Bu arada Türkiye de ilk siber füzyon merkezini açtı.

STM, Türkiye'nin ilk Siber Füzyon Merkezini açtı
Siber dünyadaki saldırıları gerçekleştirmeden tespit eden Türkiye’nin ilk Siber Füzyon Merkezi, Savunma Teknolojileri Mühendislik ve Ticaret AŞ tarafından açıldı. Bilişim güvenliği konusunda önemli çalışmalara imza atan ve kritik teknolojileri ülkemize kazandırırken Savunma Teknolojileri Mühendislik ve Ticaret AŞ (STM) imzasını taşıyan Siber Füzyon Merkezi’yle Türkiye önemli bir güce kavuştu.

Kıbrıs’ta neler oluyor?
Yazıma Kıbrıs Türk Cumhuriyeti kurucu başkanı merhum Sayın Rauf Denktaş ile yaptığım bir konuşmayı sizlerle paylaşmak istiyorum. Merhum Rauf Denktaş, İzmir’de bir toplantı sonrası, beni yanına çağırdı ve şu açıklamayı yaptı: “Kıbrıs’ın tüm çevresi hidrokarbon zenginlikleri ile dolu. Ancak beni yönetimden uzaklaştırmayı bekliyorlar ve bu zenginliği sır gibi saklıyorlar.

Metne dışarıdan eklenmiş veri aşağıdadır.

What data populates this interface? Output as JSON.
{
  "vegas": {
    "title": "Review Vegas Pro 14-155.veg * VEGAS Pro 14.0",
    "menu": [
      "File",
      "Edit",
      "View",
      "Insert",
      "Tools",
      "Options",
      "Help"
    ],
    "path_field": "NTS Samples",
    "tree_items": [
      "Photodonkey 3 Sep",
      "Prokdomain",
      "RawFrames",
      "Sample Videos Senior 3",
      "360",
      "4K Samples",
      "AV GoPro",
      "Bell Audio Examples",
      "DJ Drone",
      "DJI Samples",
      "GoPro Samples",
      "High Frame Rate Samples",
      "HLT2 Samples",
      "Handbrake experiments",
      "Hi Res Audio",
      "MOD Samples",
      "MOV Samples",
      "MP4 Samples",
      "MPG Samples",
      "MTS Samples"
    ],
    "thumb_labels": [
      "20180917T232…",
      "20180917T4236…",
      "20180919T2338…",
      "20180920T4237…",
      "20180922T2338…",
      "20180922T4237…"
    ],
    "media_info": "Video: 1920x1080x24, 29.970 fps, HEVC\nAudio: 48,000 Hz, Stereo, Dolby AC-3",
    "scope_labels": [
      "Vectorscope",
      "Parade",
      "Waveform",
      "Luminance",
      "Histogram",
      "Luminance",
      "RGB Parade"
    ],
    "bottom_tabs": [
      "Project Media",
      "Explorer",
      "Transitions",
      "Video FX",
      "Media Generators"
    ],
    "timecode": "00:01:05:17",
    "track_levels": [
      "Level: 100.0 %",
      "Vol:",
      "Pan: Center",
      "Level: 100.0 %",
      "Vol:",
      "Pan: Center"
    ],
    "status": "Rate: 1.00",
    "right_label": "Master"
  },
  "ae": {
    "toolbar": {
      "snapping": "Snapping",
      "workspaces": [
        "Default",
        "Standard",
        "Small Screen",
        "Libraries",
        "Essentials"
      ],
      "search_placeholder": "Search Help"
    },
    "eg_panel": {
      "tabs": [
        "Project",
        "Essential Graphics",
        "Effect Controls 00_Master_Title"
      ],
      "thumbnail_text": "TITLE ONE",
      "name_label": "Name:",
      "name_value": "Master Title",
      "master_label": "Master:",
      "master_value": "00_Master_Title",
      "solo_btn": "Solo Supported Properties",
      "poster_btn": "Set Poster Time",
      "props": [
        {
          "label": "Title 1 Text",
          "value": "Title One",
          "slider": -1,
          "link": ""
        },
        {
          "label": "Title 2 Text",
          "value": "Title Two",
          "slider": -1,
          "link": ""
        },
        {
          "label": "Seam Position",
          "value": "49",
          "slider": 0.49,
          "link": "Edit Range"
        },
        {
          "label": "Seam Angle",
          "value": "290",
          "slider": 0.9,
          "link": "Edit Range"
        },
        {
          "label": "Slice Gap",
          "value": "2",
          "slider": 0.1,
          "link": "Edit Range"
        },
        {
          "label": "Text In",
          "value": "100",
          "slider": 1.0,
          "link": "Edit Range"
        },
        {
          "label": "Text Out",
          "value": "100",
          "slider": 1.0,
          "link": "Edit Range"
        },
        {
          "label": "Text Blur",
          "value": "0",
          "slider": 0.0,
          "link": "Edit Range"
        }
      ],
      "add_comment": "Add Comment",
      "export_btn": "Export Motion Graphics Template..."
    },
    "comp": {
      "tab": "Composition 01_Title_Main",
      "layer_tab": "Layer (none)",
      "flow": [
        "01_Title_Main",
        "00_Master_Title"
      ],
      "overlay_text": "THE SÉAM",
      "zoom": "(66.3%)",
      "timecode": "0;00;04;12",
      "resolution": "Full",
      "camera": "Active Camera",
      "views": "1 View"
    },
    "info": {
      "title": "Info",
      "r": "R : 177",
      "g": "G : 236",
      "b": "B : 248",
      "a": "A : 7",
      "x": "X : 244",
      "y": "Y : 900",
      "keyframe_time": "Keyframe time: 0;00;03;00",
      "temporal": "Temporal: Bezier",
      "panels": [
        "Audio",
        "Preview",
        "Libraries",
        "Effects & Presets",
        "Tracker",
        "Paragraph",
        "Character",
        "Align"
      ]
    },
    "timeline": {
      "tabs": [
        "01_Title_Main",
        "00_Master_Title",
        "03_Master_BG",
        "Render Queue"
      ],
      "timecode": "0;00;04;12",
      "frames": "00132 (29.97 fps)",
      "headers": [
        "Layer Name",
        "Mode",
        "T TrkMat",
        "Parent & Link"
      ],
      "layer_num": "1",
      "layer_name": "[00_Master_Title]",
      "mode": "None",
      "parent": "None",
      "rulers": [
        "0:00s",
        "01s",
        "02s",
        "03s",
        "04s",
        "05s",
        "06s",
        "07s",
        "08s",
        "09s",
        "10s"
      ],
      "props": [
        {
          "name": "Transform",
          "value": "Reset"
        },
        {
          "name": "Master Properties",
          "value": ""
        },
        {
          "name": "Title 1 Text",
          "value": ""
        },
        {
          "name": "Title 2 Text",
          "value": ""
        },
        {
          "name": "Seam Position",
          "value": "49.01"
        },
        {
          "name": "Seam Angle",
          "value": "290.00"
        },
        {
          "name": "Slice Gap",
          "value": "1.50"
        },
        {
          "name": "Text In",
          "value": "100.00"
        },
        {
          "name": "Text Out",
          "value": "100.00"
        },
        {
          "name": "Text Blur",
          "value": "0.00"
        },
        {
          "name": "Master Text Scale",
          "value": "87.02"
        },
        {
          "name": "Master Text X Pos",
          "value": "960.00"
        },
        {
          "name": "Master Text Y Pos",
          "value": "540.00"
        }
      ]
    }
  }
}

Lütfen siz her programınızda bundan söz edin. Kıbrıs’taki ve anavatandaki yetkilileri uyarın” demişti. Bereket ki o malum oylama, Rumların oyları ile gerçekleşmedi ve bugün bilindiği gibi Kıbrıs’ın çevresindeki, o gaz zenginliği şimdi dünya gündemine oturdu. Bugün ise başka bir tezgah dönüyor Kıbrıs’ta. Batılı güçler Karpaz yarımadasında büyük bir oyun tezgahlanıyor. Karpaz yarımadası, Kıbrıs’ın en küresel stratejik bölgesidir. Bir taraftan Adana İncirlik Üssüne, diğer taraftan Rusların Kuzey Suriye’deki üslerini (Tartus) kontrol etmesi söz konusu. Ayrıca nüfusunun çok az olması ve doğal yapısı nedeni ile her türlü saldırıya karşı koyabilecek bir konumu nedeni ile ABD, İngiltere ve İsrail’in bu bölgede gizli çalışmaları olduğundan eminim. Şu anda Türkiye’nin dikkatini başka yönlere çekmeye çalışıyorlar ve Karpaz yarımadasının stratejik önemini gizlemeye çalışıyorlar. Bir kez daha oyuna gelmeyelim.

Önümüzdeki hafta BRICS ülkelerinin ortak hareketinin dünyayı ve Türkiye’yi nasıl etkileyeceği ve Rusya’nın büyük kozu Sibirya ekonomisi ve Türkiye’ye tanınan avantajlar, konularımız olacak.